恩師との再会

Writer: Rie nishizaka

先日、20年ぶりに恩師である税理士のS先生とお会いしました。

S先生は、私が始めて公務員として赴任した配属先の上司だった方です。

税務大学校を卒業した私は、右も左も分からないまま麻布税務署の消費税担当部門というところに配属されました。

ちょうど物品税が廃止され、新たに消費税が導入された年です。

消費税の制度趣旨も良く分からないまま配属初日から電話対応へ。導入当初の年ということもあり、納税者や税理士、会計士の方々から、くるわくるわ・・・。

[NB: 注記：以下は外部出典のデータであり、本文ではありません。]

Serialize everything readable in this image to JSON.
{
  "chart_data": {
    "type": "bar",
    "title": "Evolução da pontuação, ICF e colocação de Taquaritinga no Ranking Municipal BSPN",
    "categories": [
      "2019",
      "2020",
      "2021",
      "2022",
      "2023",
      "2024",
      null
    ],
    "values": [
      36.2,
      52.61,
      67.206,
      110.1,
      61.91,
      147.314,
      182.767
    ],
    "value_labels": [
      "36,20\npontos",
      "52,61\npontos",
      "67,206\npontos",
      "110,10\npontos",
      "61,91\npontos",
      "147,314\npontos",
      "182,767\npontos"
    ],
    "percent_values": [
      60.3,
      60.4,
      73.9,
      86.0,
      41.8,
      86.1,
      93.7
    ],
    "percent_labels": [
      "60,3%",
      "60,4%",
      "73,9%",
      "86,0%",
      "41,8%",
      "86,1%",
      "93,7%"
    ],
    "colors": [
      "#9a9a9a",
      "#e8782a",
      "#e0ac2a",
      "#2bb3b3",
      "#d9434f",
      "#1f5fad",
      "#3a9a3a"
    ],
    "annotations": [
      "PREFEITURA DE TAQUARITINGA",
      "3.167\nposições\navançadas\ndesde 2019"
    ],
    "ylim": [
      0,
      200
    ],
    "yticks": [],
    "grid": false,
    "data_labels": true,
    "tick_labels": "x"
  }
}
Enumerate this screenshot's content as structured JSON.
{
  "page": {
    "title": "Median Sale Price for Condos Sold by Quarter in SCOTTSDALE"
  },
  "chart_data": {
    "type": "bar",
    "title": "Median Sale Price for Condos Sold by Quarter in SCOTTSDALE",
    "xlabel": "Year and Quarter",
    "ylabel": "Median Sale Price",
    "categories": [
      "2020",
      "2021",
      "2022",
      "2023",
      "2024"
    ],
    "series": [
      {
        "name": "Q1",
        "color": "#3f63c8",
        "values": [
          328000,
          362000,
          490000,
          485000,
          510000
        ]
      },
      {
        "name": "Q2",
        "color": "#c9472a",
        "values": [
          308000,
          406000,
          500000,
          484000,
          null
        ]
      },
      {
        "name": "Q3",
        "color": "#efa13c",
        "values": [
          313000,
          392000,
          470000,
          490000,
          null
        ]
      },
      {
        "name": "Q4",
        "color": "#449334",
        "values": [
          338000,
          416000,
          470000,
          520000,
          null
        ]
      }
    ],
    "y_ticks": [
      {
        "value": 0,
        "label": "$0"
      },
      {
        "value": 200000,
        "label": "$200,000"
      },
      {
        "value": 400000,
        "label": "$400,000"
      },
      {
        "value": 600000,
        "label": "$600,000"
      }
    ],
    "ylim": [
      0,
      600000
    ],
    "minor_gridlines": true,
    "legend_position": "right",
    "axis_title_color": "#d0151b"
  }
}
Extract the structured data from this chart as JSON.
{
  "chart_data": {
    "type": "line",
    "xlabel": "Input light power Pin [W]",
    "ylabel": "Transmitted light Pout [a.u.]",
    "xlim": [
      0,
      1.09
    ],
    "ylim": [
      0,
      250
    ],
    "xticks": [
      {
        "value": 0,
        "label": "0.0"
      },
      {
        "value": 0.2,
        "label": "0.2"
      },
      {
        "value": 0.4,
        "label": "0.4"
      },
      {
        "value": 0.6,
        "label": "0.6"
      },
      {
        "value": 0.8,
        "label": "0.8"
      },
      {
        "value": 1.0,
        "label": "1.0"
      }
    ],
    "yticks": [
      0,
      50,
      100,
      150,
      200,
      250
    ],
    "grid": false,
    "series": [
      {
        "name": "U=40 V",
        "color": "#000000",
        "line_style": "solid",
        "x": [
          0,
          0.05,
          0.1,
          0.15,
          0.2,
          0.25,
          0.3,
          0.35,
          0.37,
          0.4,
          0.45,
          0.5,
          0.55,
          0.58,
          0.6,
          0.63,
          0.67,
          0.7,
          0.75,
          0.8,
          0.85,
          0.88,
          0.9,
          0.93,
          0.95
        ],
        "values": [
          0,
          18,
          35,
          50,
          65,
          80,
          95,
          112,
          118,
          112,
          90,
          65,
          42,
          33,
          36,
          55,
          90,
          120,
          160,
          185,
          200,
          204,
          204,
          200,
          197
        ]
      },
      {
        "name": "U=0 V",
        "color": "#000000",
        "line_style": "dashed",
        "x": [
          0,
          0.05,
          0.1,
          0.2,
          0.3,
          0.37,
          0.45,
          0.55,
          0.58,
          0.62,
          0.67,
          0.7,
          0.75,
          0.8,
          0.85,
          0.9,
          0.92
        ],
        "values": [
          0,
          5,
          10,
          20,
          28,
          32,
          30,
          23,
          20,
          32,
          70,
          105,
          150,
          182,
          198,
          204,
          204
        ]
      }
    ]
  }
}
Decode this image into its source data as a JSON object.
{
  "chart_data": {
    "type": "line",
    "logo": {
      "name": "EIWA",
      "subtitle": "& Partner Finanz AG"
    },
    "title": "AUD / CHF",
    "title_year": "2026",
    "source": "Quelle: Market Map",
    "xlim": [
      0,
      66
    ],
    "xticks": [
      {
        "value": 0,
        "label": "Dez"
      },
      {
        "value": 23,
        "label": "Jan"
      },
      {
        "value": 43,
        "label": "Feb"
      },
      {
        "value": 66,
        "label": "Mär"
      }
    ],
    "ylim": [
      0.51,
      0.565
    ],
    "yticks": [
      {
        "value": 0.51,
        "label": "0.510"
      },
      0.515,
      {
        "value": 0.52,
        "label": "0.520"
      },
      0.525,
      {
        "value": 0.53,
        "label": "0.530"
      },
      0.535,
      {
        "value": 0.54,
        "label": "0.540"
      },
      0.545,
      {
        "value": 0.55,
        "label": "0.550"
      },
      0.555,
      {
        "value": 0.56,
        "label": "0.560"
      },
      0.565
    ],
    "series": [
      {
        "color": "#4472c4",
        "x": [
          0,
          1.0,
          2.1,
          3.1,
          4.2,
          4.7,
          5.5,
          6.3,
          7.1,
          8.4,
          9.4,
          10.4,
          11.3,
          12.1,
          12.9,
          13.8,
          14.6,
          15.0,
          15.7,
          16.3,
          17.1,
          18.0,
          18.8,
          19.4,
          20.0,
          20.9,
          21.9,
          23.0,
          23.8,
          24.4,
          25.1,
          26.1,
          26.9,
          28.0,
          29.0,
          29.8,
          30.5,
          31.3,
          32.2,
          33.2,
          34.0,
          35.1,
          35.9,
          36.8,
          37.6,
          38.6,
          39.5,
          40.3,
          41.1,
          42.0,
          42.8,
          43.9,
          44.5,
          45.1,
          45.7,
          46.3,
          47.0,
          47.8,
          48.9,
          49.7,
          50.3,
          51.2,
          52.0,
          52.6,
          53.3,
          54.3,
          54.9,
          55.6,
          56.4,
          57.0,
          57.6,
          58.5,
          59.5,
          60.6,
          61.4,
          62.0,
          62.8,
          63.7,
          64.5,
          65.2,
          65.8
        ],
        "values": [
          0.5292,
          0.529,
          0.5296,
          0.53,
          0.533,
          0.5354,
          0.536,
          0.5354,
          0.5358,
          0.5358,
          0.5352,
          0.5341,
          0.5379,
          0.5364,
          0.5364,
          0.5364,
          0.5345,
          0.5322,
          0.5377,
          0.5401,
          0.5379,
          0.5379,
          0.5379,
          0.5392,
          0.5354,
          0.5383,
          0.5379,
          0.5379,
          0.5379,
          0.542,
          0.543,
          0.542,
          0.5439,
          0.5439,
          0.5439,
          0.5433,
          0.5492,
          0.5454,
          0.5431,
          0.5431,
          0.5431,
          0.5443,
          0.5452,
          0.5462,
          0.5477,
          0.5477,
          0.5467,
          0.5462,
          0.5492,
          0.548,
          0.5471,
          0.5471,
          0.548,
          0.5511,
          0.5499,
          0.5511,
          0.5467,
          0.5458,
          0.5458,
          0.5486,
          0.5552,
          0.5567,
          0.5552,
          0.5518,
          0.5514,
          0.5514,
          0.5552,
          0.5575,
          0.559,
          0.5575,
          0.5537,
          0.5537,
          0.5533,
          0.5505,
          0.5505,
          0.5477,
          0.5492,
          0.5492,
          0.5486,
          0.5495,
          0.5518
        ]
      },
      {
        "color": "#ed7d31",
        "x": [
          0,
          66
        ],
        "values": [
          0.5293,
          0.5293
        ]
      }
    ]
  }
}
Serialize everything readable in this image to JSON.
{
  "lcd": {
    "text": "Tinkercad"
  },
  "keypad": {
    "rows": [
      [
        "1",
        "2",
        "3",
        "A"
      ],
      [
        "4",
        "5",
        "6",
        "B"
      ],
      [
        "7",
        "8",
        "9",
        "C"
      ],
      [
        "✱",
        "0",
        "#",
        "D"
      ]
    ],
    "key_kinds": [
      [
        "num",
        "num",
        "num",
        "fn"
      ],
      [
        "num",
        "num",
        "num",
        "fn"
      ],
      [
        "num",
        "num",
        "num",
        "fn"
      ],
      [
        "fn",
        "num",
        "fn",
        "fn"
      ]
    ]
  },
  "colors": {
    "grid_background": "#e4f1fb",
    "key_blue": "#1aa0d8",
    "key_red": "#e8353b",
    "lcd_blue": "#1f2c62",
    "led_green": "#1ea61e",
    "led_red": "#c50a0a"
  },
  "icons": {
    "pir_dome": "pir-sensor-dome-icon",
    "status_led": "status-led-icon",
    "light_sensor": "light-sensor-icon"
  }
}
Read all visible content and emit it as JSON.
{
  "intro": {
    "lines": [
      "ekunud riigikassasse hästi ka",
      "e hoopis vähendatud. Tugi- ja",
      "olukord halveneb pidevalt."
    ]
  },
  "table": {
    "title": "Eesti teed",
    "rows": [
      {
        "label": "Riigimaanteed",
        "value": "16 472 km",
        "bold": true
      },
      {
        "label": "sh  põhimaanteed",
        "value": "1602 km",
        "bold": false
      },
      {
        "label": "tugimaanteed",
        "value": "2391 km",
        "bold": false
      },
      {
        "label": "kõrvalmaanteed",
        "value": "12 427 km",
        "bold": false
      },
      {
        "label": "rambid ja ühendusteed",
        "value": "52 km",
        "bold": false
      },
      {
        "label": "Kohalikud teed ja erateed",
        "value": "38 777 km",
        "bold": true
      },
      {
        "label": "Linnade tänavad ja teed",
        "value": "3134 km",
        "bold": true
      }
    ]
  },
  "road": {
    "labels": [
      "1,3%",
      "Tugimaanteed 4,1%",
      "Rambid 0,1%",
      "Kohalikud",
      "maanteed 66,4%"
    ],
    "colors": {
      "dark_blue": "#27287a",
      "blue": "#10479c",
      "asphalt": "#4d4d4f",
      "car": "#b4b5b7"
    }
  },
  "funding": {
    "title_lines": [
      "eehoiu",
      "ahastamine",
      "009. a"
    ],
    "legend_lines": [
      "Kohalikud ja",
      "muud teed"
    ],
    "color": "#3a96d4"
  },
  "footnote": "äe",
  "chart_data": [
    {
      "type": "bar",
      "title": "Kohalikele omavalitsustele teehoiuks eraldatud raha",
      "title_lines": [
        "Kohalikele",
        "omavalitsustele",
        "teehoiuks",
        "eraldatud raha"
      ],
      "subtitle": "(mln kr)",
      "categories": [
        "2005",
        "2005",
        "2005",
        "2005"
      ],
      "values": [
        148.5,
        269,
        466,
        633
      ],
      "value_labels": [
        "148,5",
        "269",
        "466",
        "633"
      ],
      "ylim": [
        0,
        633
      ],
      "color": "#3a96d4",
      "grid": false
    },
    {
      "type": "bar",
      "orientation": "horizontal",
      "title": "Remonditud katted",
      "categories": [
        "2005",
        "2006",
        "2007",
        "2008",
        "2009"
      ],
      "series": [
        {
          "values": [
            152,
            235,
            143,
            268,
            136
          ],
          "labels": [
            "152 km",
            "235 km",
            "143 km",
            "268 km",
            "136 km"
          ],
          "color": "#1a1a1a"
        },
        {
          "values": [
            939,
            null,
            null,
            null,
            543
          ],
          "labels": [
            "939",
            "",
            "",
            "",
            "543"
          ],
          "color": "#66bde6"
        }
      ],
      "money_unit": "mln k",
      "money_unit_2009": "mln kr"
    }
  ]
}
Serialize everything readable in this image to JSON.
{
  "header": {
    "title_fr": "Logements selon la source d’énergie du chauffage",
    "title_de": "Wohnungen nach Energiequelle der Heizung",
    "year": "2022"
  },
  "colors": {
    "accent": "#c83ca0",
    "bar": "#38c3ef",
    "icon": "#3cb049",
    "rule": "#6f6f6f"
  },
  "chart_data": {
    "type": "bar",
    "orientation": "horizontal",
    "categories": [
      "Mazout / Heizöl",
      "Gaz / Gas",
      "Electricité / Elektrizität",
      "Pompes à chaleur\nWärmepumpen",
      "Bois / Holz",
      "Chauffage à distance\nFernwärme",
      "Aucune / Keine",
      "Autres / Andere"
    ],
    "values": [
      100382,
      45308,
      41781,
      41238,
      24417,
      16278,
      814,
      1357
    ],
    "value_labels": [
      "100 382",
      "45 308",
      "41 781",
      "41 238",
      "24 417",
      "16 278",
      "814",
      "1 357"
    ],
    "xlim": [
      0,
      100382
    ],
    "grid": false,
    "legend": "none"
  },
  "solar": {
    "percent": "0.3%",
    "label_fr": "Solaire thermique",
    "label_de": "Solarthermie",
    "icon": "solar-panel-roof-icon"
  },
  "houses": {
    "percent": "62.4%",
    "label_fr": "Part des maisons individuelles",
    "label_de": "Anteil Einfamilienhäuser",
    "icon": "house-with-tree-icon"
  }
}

質問、相談、苦情、陳情などなど・・・まさしく電話の嵐です。

電話にでても納税者の方が何を言っているのかさえ分からない有様で、電話という存在そのものを恐怖に感じ、一時期は電話恐怖症に陥りかけたほどです。

そんな私を、S先生は時に厳しく、時にやさしく指導し、父のような兄のような存在として包んでくれました。

父親のいなかった私にとっては、母親と同い年の上司は、まさに東京の父親といった存在でした。

そんな先生に再会することになったのは突然来た1通のはがき。

長く勤めた国税の職場を去り税理士事務所を開業したとありました。
そこに書かれていた文字を見た時、どどっと懐かしさが・・・。

そうだった。そうだった。統括(当時の職歴です)はこういう字を書くんだった。懐かし~

ってな感じで早速連絡をとり、久しぶりに再会。

お互い近況を報告しあい、話はやはり昔話へ。あの時の話、この時の話・・・・話は尽きず。

20年ぶりにお会いした先生は、昔と全然変わらず、穏やかな優しさをまとった方でした。

父親に学校のことを話する子供のようにいろいろと話してしまった私。それを一つ一つ頷きながら聞いてくれた先生。

会わなかった期間は長くても、会えば一瞬で昔の立場に戻れる・・・そんな瞬間でした。

お別れした帰路も、なぜか気持ちが穏やかで、先生の穏やかさが流れてきたんだなぁとしみじみ思ってしまった西坂なのでした。